Today is Saint Patrick’s Day. And tonight, Irish-Americans across the country will gather to toast their control of the nation’s highest political office. After all, Joe Biden is only the second Irish Catholic President of the United States. For their part, millions of WASPs are indignant at the loss of their political hegemony to the benefit of the Irish. St. Patrick’s Day celebrations are a painful reminder of their humiliation. Police forces in major cities are on alert for possible ethnic riots.
OK, actually no such thing happens! In reality, very few Americans even care that Biden is an Irish Catholic. Fewer still fear that he is somehow promoting Irish interests at the expense of the WASPs, or secretly obeying orders from the Vatican. The political conflict between Irish-Americans and WASP has almost completely disappeared. Most of the time, we barely notice the difference between the two groups. St. Patrick’s Day is perhaps the only exception to this indifference.
It has not always been so. In the 19th and early 20th centuries, political antagonism between the Irish and the WASPs was pervasive, sometimes rising to the level of anti-Irish riot by the natives. There was also substantial discrimination and social prejudice against the Irish.
As recently as the presidential campaign of 1960, when John F. Kennedy became Ireland’s first Catholic president, he felt the need to make a high-profile speech assuring people that he would not take “instructions on the public policy of the Pope”, if elected:
The idea that Biden – or any other political leader – should deliver a speech like this is almost inconceivable today.
How did this change happen? The story is long and complicated, and I obviously can’t do it justice in a blog post. But a crucial factor is that most Americans have come to realize that the differences between Irish-Americans and other groups are far less significant than previously thought, and also that these ethnic and religious differences should be downgraded to name of universal liberal principles.
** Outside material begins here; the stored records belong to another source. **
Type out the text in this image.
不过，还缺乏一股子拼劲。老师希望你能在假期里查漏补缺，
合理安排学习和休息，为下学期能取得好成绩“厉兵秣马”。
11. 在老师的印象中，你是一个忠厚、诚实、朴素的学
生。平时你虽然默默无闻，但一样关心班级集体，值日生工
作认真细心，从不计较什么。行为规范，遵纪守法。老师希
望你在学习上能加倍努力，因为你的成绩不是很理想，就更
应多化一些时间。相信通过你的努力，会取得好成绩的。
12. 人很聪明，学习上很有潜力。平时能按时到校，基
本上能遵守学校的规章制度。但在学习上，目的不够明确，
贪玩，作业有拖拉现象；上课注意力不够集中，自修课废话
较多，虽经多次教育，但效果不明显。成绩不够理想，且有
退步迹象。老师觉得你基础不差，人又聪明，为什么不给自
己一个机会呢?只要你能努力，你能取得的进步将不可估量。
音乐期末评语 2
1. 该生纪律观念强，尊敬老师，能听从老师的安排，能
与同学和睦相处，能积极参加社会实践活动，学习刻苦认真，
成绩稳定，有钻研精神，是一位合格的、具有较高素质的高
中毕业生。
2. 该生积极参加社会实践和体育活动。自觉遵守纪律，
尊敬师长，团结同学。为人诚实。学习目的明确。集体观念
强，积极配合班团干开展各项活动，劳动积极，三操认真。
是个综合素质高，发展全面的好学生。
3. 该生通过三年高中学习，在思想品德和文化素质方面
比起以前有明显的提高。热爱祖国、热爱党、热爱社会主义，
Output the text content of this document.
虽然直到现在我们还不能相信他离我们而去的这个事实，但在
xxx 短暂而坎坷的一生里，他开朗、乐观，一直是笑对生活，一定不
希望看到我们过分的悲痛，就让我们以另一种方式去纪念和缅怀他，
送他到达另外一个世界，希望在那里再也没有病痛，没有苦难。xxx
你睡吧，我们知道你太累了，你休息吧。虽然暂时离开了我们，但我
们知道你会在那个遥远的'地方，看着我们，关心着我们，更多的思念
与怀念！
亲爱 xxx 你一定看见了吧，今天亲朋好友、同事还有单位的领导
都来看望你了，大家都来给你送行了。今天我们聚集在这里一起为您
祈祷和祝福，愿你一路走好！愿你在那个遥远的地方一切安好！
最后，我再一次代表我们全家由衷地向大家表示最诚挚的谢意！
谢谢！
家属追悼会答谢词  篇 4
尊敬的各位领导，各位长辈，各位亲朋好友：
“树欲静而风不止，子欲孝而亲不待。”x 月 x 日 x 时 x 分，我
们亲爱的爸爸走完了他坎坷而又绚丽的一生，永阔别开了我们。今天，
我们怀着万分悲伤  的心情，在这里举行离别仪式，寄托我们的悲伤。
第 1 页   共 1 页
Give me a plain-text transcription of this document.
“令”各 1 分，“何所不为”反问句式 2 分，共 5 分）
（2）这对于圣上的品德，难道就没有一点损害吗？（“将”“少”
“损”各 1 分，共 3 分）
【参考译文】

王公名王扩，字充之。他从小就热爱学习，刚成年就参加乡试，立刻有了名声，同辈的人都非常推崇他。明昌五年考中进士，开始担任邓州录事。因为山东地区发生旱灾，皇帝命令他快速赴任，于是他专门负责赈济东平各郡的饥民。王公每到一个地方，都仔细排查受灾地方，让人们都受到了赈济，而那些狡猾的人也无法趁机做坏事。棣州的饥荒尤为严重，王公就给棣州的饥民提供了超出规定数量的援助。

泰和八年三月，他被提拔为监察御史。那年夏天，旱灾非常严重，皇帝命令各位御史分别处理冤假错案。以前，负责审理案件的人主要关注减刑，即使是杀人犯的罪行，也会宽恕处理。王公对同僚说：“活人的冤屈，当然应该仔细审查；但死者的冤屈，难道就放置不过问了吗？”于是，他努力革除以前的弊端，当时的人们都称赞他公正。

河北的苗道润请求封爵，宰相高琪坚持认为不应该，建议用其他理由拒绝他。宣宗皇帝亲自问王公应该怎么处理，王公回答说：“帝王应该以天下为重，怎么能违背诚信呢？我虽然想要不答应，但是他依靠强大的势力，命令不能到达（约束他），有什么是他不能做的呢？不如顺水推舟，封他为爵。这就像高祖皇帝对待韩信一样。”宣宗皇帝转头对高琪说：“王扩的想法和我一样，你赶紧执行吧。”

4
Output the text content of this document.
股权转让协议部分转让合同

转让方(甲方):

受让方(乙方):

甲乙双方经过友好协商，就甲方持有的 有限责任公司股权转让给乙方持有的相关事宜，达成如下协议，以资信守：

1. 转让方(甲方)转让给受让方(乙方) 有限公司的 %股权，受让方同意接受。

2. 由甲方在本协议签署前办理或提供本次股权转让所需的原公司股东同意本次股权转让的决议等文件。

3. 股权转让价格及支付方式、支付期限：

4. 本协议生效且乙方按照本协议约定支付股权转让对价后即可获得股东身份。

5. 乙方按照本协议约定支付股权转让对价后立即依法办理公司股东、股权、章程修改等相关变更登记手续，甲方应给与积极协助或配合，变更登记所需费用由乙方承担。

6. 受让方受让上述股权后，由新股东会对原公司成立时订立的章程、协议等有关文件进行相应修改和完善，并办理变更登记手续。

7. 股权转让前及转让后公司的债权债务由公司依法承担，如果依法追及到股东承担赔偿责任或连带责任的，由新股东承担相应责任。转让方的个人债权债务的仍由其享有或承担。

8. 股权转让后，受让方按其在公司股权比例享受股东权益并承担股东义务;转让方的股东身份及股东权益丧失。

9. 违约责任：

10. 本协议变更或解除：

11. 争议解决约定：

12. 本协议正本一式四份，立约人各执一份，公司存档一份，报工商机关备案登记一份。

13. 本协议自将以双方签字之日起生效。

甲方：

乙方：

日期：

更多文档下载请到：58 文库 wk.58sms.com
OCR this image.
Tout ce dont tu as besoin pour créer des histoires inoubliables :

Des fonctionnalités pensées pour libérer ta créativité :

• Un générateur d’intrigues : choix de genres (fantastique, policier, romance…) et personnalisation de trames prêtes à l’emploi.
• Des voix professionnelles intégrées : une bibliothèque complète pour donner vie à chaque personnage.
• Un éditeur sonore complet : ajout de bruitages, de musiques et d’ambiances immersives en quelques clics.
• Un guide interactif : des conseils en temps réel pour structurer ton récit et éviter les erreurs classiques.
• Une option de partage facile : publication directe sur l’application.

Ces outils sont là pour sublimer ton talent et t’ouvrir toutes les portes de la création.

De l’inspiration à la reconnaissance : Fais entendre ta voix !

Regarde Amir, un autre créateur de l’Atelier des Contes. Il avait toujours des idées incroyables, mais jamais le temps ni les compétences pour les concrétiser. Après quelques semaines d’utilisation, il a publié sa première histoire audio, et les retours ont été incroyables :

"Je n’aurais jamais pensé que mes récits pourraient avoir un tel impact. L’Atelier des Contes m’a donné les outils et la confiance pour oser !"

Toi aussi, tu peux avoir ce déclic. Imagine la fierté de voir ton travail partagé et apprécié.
A similar emphasis on universal principles rather than group identity was central to the abolition of slaverythe successes of the civil rights movement and recent advances for gays and lesbians, including the establishment of the right to same-sex marriage.
A more cynical explanation for the changing status of Irish-Americans is that they have been assimilated into a larger “white” identity based on maintaining dominance over non-whites, especially African-Americans. But such claims are undermined by the fact that the same period in which the conflict between the Irish and the WASPS largely died out (mid to late 20th century) also saw a major decline (but not a total elimination). ) of anti-blacks and anti-Asians. racism, evidenced by the successes of the civil rights movement. The growing acceptance of universal liberal values and their implications has been the decisive factor as to why these developments all happened around the same time.
This story is a rebuke to right-wing ethno-nationalists who believe that cultural and ethnic conflict is inevitable and can only be avoided by maintaining a homogeneous society, or a society where there is a single clearly dominant group. But they are also a rebuke to ‘wake up’ left-wing supporters of identity politics who argue that the path to justice is through growing group consciousness and ethnically-based politics.
More generally, the history of Irish-Americans undermines claims that ethnic and racial groups are necessarily locked in a zero-sum game where one can only gain at the expense of others. The success of Irish-Americans not only benefited themselves, but also the rest of society, which benefited from their economic, cultural and other contributions.
In My opinionemphasis on liberal universalism and de-emphasis on ethnic identity, is the best strategy to seek greater freedom, equality and prosperity in the future, including in the case of the elimination of unjust restrictions on immigration. I am far from the first to have come to this conclusion. Frederick Douglass makes much the same argument back to the 19th century.
The Irish-American case is a dramatic example of how Douglass got it right. Of course, it does not follow that all ethnic and racial conflicts can disappear quickly. As Douglass knew, the oppression and discrimination experienced by black people was far greater and more enduring than that of Irish Americans. His legacy is therefore more difficult to overcome. But even if black-white differences, and some other current ethnic and cultural antagonisms, won’t be completely eliminated any time soon, liberal universalism is the right strategy to gradually reduce the damage they cause.